If you squint hard at the label on the Cadillac CTS-V high-performance sedan that hits showrooms soon, you will see a subtle but telling shift in Cadillac’s pricing strategy.
The sticker starts at $83,995, including shipping. That’s about $11,000 below BMW’s M5 and about $9,500 less than the Mercedes-Benz E63 AMG.
In recent years, Cadillac has tried to price its new entries at parity with the Germans, drawing scorn from critics and dealers. The ATS compact sedan launched in 2012 and the CTS midsize sedan that rolled out a year later are prime examples.
The strategy backfired. The cars sat too long on dealer lots. Eventually they needed big incentives to move them, harming residual values and Cadillac’s brand image.
Cadillac President Johan de Nysschen wasn’t around when those calls were made. While he has defended Cadillac’s pricing, he also has hinted that he might have done things differently.
The CTS-V and the little-brother ATS-V sedan and coupe now hitting showrooms offer our first glimpse into the pricing approach under the de Nysschen regime. (ATS-V pricing also comes in below its rivals, such as the BMW M3 and M4.)
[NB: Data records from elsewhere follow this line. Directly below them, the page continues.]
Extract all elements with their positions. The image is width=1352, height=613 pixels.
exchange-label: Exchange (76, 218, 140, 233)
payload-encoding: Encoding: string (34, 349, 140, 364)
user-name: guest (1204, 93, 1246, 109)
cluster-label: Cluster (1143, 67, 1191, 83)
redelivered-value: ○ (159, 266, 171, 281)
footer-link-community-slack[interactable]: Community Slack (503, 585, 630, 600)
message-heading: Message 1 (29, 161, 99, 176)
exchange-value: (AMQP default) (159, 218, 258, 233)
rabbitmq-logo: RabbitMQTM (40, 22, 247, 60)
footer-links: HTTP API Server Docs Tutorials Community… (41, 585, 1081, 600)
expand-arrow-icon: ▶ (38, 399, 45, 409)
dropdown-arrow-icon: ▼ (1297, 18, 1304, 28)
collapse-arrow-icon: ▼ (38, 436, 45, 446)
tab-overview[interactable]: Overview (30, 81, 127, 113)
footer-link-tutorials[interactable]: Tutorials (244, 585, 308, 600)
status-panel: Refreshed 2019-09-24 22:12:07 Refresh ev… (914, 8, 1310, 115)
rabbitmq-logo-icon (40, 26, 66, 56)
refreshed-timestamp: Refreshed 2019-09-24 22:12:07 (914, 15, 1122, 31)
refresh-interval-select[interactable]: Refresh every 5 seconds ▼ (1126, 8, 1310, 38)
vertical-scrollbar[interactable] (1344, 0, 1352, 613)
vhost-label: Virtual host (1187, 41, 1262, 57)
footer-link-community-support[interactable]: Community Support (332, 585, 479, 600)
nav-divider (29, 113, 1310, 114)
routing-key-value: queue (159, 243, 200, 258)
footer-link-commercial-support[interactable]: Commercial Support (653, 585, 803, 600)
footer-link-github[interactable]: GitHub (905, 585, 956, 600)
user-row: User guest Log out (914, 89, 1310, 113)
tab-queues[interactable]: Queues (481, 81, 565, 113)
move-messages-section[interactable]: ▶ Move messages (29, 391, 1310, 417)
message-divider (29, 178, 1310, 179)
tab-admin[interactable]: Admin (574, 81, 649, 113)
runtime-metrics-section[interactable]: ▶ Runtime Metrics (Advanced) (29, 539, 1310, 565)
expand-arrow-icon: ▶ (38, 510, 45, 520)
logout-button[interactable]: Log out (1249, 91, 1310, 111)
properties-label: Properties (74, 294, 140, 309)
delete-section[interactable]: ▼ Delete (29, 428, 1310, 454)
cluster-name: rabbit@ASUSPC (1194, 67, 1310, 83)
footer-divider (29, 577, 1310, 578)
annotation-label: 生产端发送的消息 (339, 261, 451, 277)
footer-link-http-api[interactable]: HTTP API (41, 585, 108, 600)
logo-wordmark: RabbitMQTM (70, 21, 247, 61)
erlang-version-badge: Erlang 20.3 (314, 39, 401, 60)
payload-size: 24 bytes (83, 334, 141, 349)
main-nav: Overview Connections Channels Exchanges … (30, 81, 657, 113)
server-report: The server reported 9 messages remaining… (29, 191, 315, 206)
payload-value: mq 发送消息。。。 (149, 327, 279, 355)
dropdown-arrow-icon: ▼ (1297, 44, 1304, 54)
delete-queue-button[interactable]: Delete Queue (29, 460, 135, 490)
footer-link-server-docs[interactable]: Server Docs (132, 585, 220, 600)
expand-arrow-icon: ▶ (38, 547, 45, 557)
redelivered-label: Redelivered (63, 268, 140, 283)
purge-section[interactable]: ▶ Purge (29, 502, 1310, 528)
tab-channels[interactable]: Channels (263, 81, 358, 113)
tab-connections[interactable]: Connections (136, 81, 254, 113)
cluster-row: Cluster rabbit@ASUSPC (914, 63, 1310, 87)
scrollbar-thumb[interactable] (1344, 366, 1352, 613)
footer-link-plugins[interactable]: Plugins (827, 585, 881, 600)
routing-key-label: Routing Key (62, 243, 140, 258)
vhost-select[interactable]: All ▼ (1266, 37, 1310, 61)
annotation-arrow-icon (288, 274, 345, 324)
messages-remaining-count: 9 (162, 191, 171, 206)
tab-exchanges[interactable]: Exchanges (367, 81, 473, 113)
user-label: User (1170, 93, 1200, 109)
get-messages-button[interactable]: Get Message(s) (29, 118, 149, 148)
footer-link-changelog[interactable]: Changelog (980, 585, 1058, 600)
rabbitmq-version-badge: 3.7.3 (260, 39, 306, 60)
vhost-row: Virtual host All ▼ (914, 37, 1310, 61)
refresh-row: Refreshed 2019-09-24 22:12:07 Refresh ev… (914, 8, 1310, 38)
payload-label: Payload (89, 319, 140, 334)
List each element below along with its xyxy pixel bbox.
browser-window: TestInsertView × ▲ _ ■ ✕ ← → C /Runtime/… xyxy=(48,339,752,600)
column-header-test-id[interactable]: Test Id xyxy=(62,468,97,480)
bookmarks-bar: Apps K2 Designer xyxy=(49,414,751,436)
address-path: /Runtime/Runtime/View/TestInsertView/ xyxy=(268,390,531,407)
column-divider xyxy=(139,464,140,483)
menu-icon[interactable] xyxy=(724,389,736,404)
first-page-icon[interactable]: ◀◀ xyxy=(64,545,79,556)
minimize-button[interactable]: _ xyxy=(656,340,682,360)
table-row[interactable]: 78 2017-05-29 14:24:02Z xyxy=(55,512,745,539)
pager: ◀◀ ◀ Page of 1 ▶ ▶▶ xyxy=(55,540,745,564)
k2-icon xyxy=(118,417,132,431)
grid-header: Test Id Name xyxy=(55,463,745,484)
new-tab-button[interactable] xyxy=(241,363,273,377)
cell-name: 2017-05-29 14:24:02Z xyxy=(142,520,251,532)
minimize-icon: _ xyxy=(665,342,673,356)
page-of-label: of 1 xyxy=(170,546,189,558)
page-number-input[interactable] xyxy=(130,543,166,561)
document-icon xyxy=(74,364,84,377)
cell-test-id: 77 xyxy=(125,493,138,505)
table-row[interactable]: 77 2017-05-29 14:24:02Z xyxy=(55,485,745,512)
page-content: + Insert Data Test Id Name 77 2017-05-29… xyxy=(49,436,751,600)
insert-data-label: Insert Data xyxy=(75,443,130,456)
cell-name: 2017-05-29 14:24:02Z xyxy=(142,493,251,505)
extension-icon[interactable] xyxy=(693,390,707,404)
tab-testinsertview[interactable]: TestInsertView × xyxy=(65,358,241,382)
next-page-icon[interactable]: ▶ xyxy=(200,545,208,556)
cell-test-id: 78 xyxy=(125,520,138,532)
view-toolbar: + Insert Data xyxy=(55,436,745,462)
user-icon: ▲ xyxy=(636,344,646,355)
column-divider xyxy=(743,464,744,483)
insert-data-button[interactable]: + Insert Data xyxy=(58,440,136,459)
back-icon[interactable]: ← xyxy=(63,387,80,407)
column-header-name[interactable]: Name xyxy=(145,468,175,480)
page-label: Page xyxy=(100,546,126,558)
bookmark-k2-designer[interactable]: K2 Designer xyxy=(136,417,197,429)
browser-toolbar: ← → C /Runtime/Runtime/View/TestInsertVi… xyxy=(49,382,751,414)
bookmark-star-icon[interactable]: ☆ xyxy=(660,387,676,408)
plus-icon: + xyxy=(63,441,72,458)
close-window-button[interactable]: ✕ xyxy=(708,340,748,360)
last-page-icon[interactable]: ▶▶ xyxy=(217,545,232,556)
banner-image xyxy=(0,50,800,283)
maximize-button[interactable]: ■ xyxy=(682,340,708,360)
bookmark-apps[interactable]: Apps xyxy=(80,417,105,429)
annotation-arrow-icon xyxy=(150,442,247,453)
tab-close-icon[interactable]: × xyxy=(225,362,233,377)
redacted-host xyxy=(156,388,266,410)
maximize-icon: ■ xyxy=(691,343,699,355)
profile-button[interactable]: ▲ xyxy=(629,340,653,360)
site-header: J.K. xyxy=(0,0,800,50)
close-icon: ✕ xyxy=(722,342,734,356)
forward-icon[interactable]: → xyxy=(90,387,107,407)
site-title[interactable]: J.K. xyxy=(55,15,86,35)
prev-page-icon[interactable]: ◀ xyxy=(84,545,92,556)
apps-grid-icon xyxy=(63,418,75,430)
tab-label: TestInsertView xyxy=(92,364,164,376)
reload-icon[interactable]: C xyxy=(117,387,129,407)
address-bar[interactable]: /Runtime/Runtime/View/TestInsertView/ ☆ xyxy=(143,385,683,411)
The discounts to the Germans reflect what de Nysschen & Co. know all too well: Cadillac faces brand-image headwinds, while the cachet of BMW or Mercedes supports a built-in premium.
So is that image gap worth about 10 grand on a midsize performance sedan? Who knows?
That’s where a second part of the strategy comes in. As the “challenger brand,” as de Nysschen likes to call it, Cadillac not only must price at a discount but also has to offer more.
Take the CTS-V. It produces considerably more horsepower and torque than the M5 and E63 AMG. It has a higher top speed and better power-to-weight ratio. (It’s also drawing heaps of critical praise since a recent national media test drive.)
Sure, the other cars are later in their life cycles and could leapfrog the CTS-V on some specs when redesigned. But Cadillac’s more-for-less approach seems more logical than the head-to-head tack of the recent past.
It’s a deliberate strategy, Cadillac chief engineer Dave Leone told me.
“Give them more for less,” he said, “instead of the same for the same.